Sejarah mencatat, mahasiswa mampu menggulingkan beberapa rezim kuat. Pada tahun 1960-an, dengan semboyan TRITURA (Tiga Tuntutan Rakyat), mahasiswa menuntut perubahan dalam segala sisi pada masa pemerintahan Soekarno. Situasi ekonomi dan politik yang kacau menjadi alasan utama mahasiswa melakukan berbagai demonstrasi. Mereka juga menuntut keadilan serta pembubaran Partai Komunis Indonesia (PKI). Secara implisit, gerakan tersebut mampu menggoyangkan kepemimpinan Soekarno hingga akhirnya lahir SUPERSEMAR (Surat Perintah Sebelas Maret) yang menjadi mandat Soekarno kepada Soekarno untuk menanggulangi konflik. Dengan mandat tersebut Soekarno akhirnya lengser, digantikan oleh Soeharto yang menjabat paling lama sebagai presiden Indonesia.

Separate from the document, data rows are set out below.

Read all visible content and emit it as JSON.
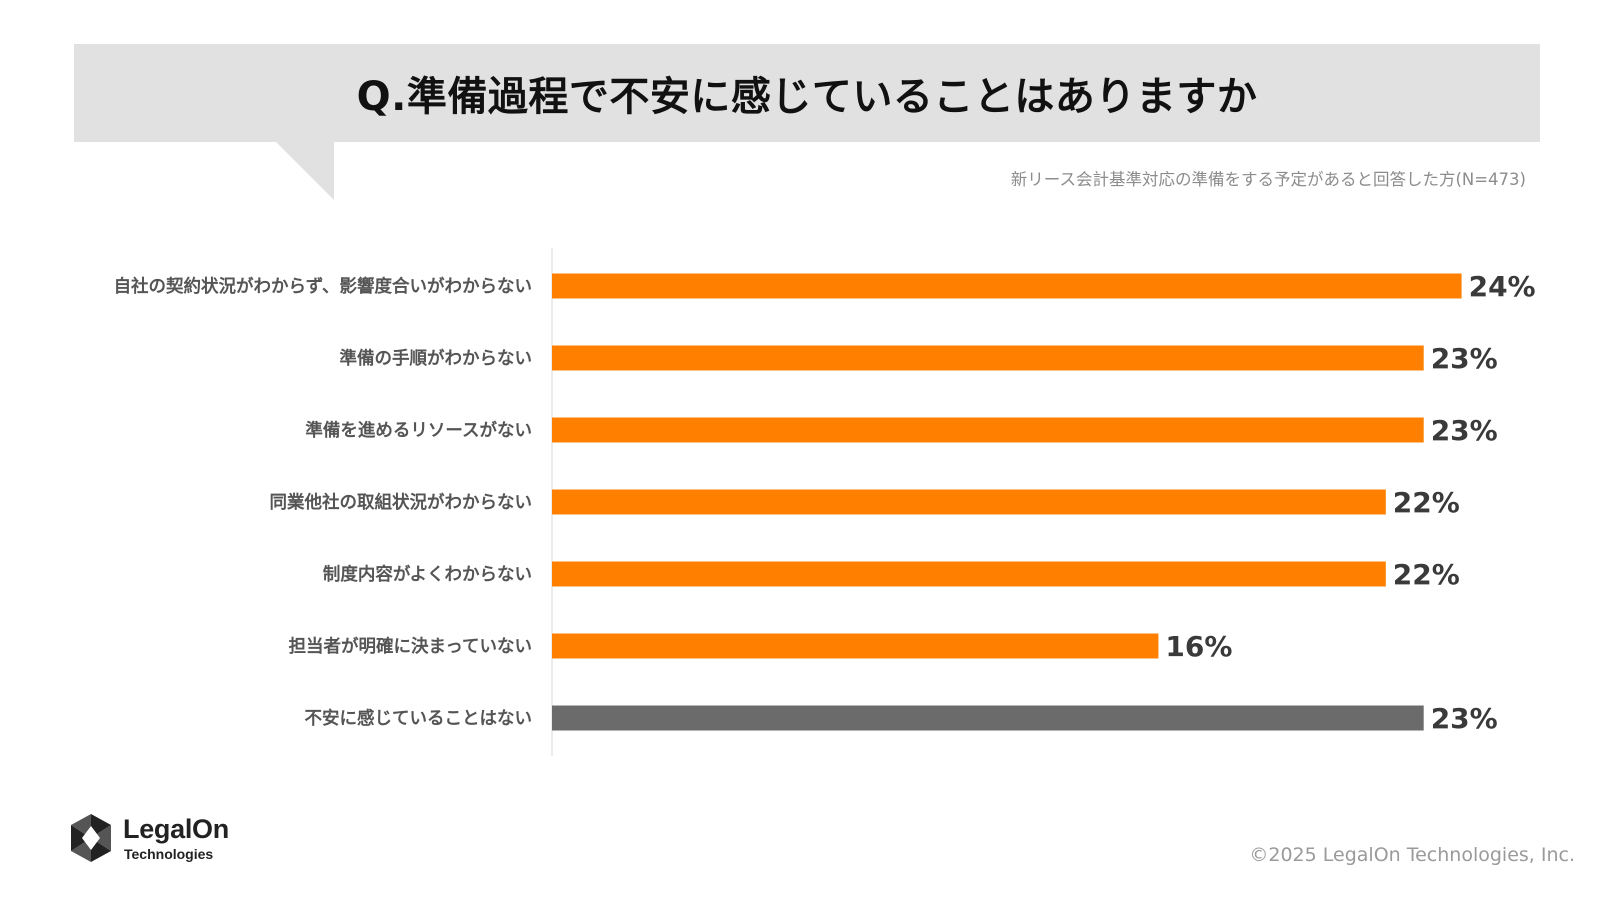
{
  "header": {
    "title": "Q.準備過程で不安に感じていることはありますか",
    "subtitle": "新リース会計基準対応の準備をする予定があると回答した方(N=473)"
  },
  "chart_data": {
    "type": "bar",
    "orientation": "horizontal",
    "title": "Q.準備過程で不安に感じていることはありますか",
    "categories": [
      "自社の契約状況がわからず、影響度合いがわからない",
      "準備の手順がわからない",
      "準備を進めるリソースがない",
      "同業他社の取組状況がわからない",
      "制度内容がよくわからない",
      "担当者が明確に決まっていない",
      "不安に感じていることはない"
    ],
    "values": [
      24,
      23,
      23,
      22,
      22,
      16,
      23
    ],
    "value_labels": [
      "24%",
      "23%",
      "23%",
      "22%",
      "22%",
      "16%",
      "23%"
    ],
    "unit": "%",
    "bar_colors": [
      "#ff8000",
      "#ff8000",
      "#ff8000",
      "#ff8000",
      "#ff8000",
      "#ff8000",
      "#6b6b6b"
    ],
    "grid": false,
    "legend": "none"
  },
  "colors": {
    "accent": "#ff8000",
    "neutral_bar": "#6b6b6b",
    "banner": "#e1e1e1"
  },
  "footer": {
    "logo_name": "LegalOn",
    "logo_sub": "Technologies",
    "copyright": "©2025 LegalOn Technologies, Inc."
  }
}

Pada era pemerintahan Soeharto mulai berlaku Undang-undang yang secara eksplisit melumpuhkan pergerakan mahasiswa. Tepatnya setelah peristiwa MALARI, undang-undang tersebut membatasi ruang pergerakan mahasiswa yang awalnya terkonsepsi dalam sebuah pergerakan besar yang menyatukan mahasiswa antar universitas. Mahasiswa diciptakan sebagai akademisi yang hanya mengurusi perpolitikan tingkat fakultas. Upaya ini ditempuh karena kekhawatiran rezim orde baru terhadap mahasiswa yang akan menggulingkan pemerintahan otoriter Soeharto. Cara ini terkenal ampuh membendung pergerakan mahasiswa. Selama berpuluh tahun cara ini diterapkan hingga pergantian kepemimpinan menteri P dan K pada tahun 1990.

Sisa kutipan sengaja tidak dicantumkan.